Date: 02-08-2019 Region African Region Country Uganda

The WHO Strategic Partnership for IHR and Health Security (SPH) in December 2018 convened, along with influenza colleagues, the Global Technical Consultation on Strengthening National Health Security through Pandemic Influenza Preparedness Planning .Uganda requested at the close of the consultation to be among the countries to pilot a tailored package of WHO support for strengthening health security and disease-specific planning. 

The resulting 31 July- August 2, 2019 workshop in Entebbe, Uganda, included WHO support in developing a draft Pandemic Influenza Preparedness Plan (PIPP) and a National Deployment and Vaccination Plan (NDVP) for Uganda, as well as updating the country’s Ebola Virus Disease (EVD) plan. The workshop participants used the resource mapping tool developed by WHO SPH to link the activities in the pandemic influenza, vaccine deployment and Ebola preparedness plans with the country’s all-hazard National Action Plan for Health Security (NAPHS).

The linkage of NAPHS with Uganda’s pandemic influenza, vaccine deployment and Ebola preparedness plans increases efficiency and facilitates effective mobilization of resources, allowing disease-specific resources to be leveraged for NAPHS implementation and strengthening of Uganda’s health system.
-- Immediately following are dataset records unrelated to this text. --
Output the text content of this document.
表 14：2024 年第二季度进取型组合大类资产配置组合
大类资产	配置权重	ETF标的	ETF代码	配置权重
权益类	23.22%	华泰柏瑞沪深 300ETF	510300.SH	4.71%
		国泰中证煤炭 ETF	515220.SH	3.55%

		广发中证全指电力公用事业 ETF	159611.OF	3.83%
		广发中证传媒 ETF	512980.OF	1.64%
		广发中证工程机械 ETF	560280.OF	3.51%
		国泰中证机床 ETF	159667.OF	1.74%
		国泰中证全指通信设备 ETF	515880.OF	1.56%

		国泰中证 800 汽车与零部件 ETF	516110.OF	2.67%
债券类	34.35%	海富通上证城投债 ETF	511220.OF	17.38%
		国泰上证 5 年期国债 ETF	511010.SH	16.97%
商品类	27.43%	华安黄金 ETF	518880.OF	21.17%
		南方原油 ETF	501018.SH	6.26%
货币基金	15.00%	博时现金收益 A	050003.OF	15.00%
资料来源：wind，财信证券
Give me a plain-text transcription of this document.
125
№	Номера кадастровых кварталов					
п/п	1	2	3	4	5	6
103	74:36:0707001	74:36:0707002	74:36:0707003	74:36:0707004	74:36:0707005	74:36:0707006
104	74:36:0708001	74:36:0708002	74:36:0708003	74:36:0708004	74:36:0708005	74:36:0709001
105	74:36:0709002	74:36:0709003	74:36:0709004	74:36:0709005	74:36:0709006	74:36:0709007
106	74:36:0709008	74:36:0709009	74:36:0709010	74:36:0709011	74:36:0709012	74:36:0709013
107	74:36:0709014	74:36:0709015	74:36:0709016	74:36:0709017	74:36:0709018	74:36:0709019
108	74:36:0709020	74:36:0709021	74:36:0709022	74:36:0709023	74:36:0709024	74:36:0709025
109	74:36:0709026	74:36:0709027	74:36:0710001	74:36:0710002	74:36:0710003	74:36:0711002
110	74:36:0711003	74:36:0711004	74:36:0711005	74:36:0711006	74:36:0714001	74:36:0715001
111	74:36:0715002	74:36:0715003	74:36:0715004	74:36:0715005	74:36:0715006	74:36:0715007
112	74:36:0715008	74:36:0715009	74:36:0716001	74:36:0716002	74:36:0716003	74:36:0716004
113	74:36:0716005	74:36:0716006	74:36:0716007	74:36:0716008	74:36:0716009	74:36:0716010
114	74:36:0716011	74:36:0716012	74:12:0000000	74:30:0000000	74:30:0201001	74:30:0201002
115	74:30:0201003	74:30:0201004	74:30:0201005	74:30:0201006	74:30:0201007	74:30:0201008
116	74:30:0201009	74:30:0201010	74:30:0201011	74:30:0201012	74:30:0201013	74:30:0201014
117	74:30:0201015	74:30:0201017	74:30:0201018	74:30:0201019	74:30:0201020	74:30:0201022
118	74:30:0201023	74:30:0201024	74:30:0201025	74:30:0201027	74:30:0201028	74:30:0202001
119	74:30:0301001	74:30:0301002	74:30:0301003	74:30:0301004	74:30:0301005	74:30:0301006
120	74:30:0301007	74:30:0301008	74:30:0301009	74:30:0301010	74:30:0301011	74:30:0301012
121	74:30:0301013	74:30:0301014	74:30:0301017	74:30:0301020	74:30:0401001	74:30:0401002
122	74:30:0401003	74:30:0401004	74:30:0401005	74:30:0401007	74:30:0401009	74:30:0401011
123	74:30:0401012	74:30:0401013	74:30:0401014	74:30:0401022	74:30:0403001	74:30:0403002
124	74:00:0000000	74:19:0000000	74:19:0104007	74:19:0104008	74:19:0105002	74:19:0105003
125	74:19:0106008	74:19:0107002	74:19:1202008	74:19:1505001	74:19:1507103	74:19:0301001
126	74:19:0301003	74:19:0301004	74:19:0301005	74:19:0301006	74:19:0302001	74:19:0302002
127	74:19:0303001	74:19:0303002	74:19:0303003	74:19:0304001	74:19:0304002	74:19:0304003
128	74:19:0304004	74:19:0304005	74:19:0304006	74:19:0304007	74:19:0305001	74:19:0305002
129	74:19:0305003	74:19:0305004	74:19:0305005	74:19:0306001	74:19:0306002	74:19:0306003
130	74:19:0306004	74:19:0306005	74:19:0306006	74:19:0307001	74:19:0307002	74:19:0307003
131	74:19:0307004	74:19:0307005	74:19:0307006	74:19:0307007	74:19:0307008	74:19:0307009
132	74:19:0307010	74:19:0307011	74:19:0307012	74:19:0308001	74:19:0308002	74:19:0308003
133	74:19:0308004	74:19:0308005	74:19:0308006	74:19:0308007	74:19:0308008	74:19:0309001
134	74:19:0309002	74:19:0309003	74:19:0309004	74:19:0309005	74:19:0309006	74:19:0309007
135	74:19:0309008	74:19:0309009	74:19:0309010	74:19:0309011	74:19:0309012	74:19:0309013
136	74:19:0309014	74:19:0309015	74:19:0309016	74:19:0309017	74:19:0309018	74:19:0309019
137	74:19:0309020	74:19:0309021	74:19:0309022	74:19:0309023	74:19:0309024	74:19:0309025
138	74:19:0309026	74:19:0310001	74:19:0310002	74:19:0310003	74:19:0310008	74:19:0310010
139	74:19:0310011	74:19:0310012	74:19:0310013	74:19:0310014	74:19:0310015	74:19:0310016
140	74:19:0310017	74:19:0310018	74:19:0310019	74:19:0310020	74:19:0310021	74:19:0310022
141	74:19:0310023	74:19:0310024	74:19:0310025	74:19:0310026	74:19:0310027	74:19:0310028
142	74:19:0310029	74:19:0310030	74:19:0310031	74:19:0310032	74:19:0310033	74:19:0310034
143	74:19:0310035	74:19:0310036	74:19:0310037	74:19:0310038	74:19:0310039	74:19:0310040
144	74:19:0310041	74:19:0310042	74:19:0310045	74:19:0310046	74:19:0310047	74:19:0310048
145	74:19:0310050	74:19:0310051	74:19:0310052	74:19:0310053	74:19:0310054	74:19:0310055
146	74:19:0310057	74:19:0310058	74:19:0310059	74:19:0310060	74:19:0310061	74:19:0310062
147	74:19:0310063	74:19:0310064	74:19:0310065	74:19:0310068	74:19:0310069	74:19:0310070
The goal in Uganda was to harness the country’s incoming Ebola preparedness and response investments for health security capacity buildingby linking Ebola activities to the NAPHS, ultimately leading to long term development of health systems. One-time funding for Ebola response, for example, can be leveraged through NAPHS for establishment of rapid response teams with long-term and sustainable capabilities to respond to Ebola as well as pandemic influenza and other health emergencies.

Linking Ebola and pandemic influenza preparedness activities with the 5-year NAPHS is a functional example of capturing specific emergency investment for development of a health system.  Reversing the usual scenario of emergencies weakening health systems, the linkage can harness emergencies to strengthen health systems through targeted and integrated interventions that serve to build capacities for multiple risks at the same time and are woven into and sustained in the health system through NAPHS.

The workshop identified more than a dozen “Super Actions” that can simultaneously improve preparedness for Ebola, pandemic influenza and broader health emergencies through implementation of the NAPHS. The Super Actions were identified through close collaboration between the Uganda Ministry of Health, WHO, and the U.S. Centers for Disease Control and Prevention, working in partnership to advance preparedness.  These Super Actions are now being prioritized for implementation.

Dr Issa Makumbi, Public Health Emergency Operations Centre Director for the Uganda Ministry of Health, called the results of the workshop a great opportunity for Uganda, and a model for leveraging health emergencies for health system strengthening that has the potential to benefit all of Africa.